Dead-end talks on Georgia at Security Council

Members of the UN Security Council faced off over the conflict between Russia and Georgia with little chance of reaching an agreement on a resolution despite repeated talks, diplomats say.


The UN Security Council Thursday held talks on the Georgia conflict -- the sixth in three weeks -- without reaching any decision, as diplomats had anticipated ahead of the meeting.

Two draft resolutions on the conflict, one sponsored by Russia and the other by France, are still before the 15-member council with no chance of approval for either any time soon, diplomats said.

Western countries insist any resolution must uphold Georgia's territorial integrity, which Russia rejects, claiming a new reality exists on the ground, after it recognized Georgia's rebel regions of South Ossetia and Abkhazia as independent states on Tuesday.
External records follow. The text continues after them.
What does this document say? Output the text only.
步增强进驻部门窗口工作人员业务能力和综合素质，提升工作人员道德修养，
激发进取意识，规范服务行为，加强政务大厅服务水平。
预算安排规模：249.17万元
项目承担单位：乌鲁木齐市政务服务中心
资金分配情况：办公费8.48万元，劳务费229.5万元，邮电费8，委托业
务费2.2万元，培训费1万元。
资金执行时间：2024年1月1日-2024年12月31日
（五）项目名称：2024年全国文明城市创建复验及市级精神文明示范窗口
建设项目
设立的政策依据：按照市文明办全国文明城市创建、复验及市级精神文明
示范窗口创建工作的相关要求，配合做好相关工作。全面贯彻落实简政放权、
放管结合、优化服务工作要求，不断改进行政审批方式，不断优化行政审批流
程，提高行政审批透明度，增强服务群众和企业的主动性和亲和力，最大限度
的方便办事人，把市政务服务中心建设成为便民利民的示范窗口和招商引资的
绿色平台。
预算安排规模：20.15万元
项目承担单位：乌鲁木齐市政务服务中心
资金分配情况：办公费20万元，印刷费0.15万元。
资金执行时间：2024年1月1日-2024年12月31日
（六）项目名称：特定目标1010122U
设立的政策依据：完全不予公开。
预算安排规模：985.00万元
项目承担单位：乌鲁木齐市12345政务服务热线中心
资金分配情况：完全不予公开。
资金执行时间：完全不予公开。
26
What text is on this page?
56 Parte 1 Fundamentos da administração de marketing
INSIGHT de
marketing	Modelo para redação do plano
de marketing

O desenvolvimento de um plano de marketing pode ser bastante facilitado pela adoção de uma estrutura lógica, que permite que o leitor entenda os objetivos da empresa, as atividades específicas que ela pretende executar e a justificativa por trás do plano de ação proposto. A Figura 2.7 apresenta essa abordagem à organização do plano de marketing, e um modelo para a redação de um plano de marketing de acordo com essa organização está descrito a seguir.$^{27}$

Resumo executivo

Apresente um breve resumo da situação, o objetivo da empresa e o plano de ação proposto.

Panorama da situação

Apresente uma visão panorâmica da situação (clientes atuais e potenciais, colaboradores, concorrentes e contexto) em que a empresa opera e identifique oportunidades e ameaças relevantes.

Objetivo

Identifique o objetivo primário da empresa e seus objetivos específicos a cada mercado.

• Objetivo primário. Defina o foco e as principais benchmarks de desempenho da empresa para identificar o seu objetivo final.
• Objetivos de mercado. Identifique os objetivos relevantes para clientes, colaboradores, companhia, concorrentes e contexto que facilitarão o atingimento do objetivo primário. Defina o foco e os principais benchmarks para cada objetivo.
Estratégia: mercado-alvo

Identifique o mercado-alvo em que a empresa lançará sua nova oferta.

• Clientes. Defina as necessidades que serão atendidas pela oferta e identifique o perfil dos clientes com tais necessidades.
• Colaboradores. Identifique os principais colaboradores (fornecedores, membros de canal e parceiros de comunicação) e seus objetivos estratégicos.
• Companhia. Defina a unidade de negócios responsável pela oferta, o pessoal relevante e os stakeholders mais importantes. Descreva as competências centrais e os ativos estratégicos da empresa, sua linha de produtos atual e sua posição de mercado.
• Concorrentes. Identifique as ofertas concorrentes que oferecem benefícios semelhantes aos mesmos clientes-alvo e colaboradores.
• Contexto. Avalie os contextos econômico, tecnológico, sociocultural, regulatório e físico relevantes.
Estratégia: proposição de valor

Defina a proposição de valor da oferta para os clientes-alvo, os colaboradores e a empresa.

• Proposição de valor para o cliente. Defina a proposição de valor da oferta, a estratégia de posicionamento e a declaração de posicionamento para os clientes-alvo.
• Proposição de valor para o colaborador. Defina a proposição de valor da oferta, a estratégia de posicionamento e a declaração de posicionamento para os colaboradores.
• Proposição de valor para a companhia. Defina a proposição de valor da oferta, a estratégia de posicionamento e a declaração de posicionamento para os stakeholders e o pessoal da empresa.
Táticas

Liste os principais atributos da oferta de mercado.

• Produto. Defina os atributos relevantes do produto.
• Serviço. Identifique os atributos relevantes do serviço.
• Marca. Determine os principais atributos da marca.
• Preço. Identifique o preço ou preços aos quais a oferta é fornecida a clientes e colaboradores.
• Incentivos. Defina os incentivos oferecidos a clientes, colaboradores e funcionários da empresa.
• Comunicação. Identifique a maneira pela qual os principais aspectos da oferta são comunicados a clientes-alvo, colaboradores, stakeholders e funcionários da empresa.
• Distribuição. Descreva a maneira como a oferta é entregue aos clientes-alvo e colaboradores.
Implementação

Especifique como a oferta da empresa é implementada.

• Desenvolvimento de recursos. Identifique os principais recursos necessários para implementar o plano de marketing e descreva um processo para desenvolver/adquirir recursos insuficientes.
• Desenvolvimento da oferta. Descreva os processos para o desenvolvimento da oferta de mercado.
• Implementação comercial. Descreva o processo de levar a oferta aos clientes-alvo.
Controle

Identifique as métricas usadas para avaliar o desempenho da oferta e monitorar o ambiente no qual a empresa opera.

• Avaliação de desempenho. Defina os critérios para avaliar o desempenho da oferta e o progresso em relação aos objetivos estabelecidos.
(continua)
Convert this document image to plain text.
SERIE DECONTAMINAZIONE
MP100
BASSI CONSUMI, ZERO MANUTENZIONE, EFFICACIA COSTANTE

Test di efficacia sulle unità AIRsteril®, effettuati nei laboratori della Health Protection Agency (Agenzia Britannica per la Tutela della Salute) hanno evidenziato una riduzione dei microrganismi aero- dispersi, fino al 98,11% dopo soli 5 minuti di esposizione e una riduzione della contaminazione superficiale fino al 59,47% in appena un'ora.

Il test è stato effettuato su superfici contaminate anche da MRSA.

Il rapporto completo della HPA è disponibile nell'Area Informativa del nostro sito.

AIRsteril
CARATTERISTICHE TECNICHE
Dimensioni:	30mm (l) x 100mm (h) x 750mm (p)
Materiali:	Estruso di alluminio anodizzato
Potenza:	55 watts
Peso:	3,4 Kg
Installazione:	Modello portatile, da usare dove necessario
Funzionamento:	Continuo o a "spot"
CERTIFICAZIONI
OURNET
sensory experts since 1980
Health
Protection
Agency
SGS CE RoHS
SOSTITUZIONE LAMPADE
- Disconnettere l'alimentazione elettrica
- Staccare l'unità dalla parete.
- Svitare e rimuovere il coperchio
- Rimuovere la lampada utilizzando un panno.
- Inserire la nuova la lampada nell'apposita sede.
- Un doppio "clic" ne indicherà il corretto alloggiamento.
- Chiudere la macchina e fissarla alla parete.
France's deputy permanent UN representative, Jean-Pierre Lacroix, said the Council had been getting closer to a consensus on Georgia, but that Russia's decision "makes it much more complicated to continue this discussion.¨

At Thursday's session, Russia's UN Ambassador Vitaly Churkin once again rebuked fellow diplomats for criticizing Russia's military intervention in Georgia, and drew an ironic comparison to the US-led interventions in Iraq and Afghanistan.

"Did you find them yet or are you still looking?" he asked the US envoy, referring to alleged weapons of mass destruction in Iraq cited as a rationale for invading that country in 2003.

And to European diplomats slamming Moscow's recognition of Georgia's rebel regions, Churkin said: "Where were you when we were discussing Kosovo?"

Kosovo, with a predominantly ethnic Albanian majority, declared independence from Serbia on February 17 and the United States and many European nations swiftly recognised them.

But the move was vehemently denounced by Russia, Serbia's chief ally on the world stage.

On behalf of his western colleagues, US representative Alejandro Wolff called Churkin's arguments "specious."

"Facts are stubborn. Russia invaded Georgia, it is occupying it and now it is dismembering it," he added.

Representatives of China, Vietnam and Libya, who normally take Russia's side in Council debates, kept silent the whole session.

Thursday's meeting followed a closed session held earlier, in which requests were rejected for representatives of South Ossetia and Abkhazia to participate in the formal Council meeting.

"This morning there was no unanimous support to respond positively to these requests now," Belgian Ambassador Jan Grauls, the Council's president this month, told journalists.

"But the Council will continue to discuss the participation of South Ossetia and Abkhazia and will intensify these discussions in view of their participation at a more opportune moment and under a formula to be decided," he added.